Stephan Märki, Intendant Konzert Theater Bern

 
Stephan Märki. © Bernd Uhlig

Stefan Märki, im letzten November konnten Sie, der Mehrheit der Politiker sei Dank, mit einem „Cüpli“ anstossen, die Schnapsflasche blieb zu. Nun war in den letzten Jahren die Finanzierung von Kulturaktivitäten immer wieder eine vorwiegend politische Angelegenheit, politischer Populismus einzelner Politiker um Profil zu gewinnen! Kultur in jeder Form ist eigentlich eine Pflicht, ein Muss der Öffentlichkeit. Können Sie sich erklären, wieso es immer wieder Vorstösse zur Nicht- oder Minder- Finanzierung z. B des Konzert Theaters Bern auf derartig grossen Widerstand stösst?
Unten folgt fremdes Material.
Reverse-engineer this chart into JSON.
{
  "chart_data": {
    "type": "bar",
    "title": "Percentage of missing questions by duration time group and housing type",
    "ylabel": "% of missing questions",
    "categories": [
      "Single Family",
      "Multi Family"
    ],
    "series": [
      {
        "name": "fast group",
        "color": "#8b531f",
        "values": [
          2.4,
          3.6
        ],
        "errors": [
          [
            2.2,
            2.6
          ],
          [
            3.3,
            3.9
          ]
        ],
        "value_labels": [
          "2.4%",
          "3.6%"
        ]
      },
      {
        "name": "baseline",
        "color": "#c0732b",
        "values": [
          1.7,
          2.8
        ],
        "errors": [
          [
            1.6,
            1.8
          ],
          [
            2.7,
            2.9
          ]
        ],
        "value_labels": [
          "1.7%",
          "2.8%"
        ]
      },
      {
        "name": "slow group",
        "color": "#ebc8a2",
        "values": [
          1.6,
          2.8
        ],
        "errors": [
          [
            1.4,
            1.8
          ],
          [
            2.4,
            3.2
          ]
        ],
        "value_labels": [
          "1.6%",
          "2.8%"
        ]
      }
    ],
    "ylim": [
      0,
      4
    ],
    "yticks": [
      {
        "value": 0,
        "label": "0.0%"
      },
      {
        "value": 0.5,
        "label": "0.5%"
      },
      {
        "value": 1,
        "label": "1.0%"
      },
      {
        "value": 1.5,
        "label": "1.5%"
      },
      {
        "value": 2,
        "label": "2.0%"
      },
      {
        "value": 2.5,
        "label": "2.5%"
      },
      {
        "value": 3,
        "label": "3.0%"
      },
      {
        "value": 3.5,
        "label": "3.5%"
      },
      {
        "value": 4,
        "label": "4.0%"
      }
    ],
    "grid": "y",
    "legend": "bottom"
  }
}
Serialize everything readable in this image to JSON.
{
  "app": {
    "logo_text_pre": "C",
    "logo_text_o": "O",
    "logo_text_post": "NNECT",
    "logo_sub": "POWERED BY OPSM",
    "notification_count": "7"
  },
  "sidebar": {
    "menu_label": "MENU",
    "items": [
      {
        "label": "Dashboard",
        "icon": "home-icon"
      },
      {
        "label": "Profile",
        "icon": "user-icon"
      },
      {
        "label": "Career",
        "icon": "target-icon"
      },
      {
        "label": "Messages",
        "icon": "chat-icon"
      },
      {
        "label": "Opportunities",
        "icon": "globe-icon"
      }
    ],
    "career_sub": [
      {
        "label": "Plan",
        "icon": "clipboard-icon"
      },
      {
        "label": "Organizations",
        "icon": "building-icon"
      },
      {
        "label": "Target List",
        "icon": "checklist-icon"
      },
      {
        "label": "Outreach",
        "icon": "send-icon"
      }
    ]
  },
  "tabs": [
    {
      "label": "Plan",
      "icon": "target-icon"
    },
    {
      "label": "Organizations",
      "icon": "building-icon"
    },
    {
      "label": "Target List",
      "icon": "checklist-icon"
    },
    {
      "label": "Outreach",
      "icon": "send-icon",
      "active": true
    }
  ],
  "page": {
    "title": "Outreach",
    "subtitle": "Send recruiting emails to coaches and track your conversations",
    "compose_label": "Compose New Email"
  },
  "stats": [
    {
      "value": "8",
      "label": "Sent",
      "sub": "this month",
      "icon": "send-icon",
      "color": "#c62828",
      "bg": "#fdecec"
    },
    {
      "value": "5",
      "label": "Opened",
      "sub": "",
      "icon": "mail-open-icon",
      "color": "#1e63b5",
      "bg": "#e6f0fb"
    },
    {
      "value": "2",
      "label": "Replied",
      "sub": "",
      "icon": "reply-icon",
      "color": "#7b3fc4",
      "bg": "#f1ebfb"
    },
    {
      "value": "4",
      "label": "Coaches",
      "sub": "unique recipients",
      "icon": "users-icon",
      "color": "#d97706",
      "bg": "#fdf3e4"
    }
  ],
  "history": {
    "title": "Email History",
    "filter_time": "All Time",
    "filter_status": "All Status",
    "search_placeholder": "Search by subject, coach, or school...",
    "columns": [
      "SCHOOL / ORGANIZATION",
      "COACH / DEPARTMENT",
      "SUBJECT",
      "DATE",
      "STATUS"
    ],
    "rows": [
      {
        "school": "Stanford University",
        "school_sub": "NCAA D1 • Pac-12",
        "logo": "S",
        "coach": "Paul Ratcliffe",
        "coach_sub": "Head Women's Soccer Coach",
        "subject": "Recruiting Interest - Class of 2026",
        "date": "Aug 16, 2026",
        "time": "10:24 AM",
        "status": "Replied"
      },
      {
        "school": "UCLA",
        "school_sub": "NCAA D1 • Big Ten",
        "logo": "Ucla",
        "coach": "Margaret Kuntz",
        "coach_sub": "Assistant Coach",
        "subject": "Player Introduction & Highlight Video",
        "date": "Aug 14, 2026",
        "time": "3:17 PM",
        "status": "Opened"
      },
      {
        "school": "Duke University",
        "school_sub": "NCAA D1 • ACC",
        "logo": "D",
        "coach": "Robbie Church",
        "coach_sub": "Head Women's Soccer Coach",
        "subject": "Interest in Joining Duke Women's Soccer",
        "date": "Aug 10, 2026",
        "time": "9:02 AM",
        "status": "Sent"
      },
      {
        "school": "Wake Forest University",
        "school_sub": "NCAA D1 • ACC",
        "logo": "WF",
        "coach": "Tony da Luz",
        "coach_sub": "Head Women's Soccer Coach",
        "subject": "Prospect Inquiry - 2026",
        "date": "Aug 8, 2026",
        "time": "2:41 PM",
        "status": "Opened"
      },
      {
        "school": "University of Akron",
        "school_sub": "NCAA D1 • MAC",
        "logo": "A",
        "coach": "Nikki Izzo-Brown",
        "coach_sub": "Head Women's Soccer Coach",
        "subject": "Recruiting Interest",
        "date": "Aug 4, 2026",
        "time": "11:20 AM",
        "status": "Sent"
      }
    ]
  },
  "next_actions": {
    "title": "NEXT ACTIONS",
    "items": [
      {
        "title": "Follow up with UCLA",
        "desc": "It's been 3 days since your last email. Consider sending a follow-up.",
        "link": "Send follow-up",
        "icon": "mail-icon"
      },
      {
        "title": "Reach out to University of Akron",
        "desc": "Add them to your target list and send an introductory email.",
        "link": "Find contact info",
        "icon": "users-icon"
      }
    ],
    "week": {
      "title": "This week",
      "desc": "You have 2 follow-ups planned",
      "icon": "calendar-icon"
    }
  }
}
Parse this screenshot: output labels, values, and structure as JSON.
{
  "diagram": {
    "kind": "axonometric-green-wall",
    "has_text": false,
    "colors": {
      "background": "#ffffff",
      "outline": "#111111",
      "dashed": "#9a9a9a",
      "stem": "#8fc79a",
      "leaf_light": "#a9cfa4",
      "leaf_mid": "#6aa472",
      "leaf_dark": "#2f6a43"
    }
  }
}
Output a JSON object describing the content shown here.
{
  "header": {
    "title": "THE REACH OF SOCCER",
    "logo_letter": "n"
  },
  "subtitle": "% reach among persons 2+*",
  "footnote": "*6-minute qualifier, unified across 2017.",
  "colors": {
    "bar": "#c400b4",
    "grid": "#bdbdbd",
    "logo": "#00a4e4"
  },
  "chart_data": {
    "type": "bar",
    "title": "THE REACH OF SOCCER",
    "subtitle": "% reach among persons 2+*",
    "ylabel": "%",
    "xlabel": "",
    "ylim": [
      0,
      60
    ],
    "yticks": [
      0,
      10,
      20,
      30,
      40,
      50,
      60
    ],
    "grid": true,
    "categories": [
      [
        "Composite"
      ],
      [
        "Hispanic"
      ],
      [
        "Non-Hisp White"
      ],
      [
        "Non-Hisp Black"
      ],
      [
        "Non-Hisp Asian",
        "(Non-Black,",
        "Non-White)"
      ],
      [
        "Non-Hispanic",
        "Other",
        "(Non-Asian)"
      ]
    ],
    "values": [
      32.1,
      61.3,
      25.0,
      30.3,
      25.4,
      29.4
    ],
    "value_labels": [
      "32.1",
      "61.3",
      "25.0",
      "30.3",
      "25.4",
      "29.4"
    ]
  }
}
Als Intendant bin ich hier neu, auch wenn ich gebürtiger Berner bin. Ich habe aber diese Erfahrung in Bern nicht gemacht. Ich bin auf einen breiten gesellschaftlichen und politischen Konsens gestossen, das neue Konstrukt Konzert Theater Bern, also den Zusammenschluss des Stadttheaters Bern mit dem Berner Symphonieorchester, zu einem Vierspartenhaus zu unterstützen. Das Stadttheater und das Symphonieorchester waren jahrzehntelang Konkurrenten im Kulturleben Berns. Die Stadt Bern ist ein komplexes Gebilde, neben der Funktion als Kantonshauptstadt ist Bern auch noch die politische Hauptstadt der Schweiz, Bundesstadt. Auch die Subventionierung aller kulturellen Institutionen ist komplex. Unsere Subventionen kommen zu 50% aus dem Kanton Bern, zu 39% aus der Stadt Bern und zu 11% aus den 80 Regionsgemeinden. Diese Unterstützung wird alle vier Jahre neu verhandelt, muss von den politischen Gremien abgesegnet und am Ende vom Souverän in einer Abstimmung gutgeheissen werden. Das ist gelebte Demokratie mit einer umfassenden Meinungsbildung. Wichtig dabei ist auch, dass nicht nur die klassischen Institutionen gefördert und finanziell unterstützt werden, sondern auch die sehr starke freie Szene Berns. Auf diese Weise kann breitgefächerte Kultur angeboten werden. Der Anspruch unser Haus ist einerseits, vor Ort mit einer eigenen Identität erkennbar und lebendig spürbar zu sein, andererseits aber auch gegenüber den Theatern in Basel und Zürich, welche finanziell wesentlich besser dotiert sind, bestehen zu können. Diese Ansprüche führen immer wieder zu vielfältigen, aber fruchtbaren Diskussionen und waren mit ein Grund, wieso ich gerne nach Bern gekommen bin. Ich kämpfe gerne, und das Theater als Institution soll kämpfen, muss für seine Daseinsberechtigung einstehen. Dies ist mir lieber als einfach ein Haus von meinem Vorgänger zu übernehmen und mehr oder weniger in der gleichen Art weiterzuführen.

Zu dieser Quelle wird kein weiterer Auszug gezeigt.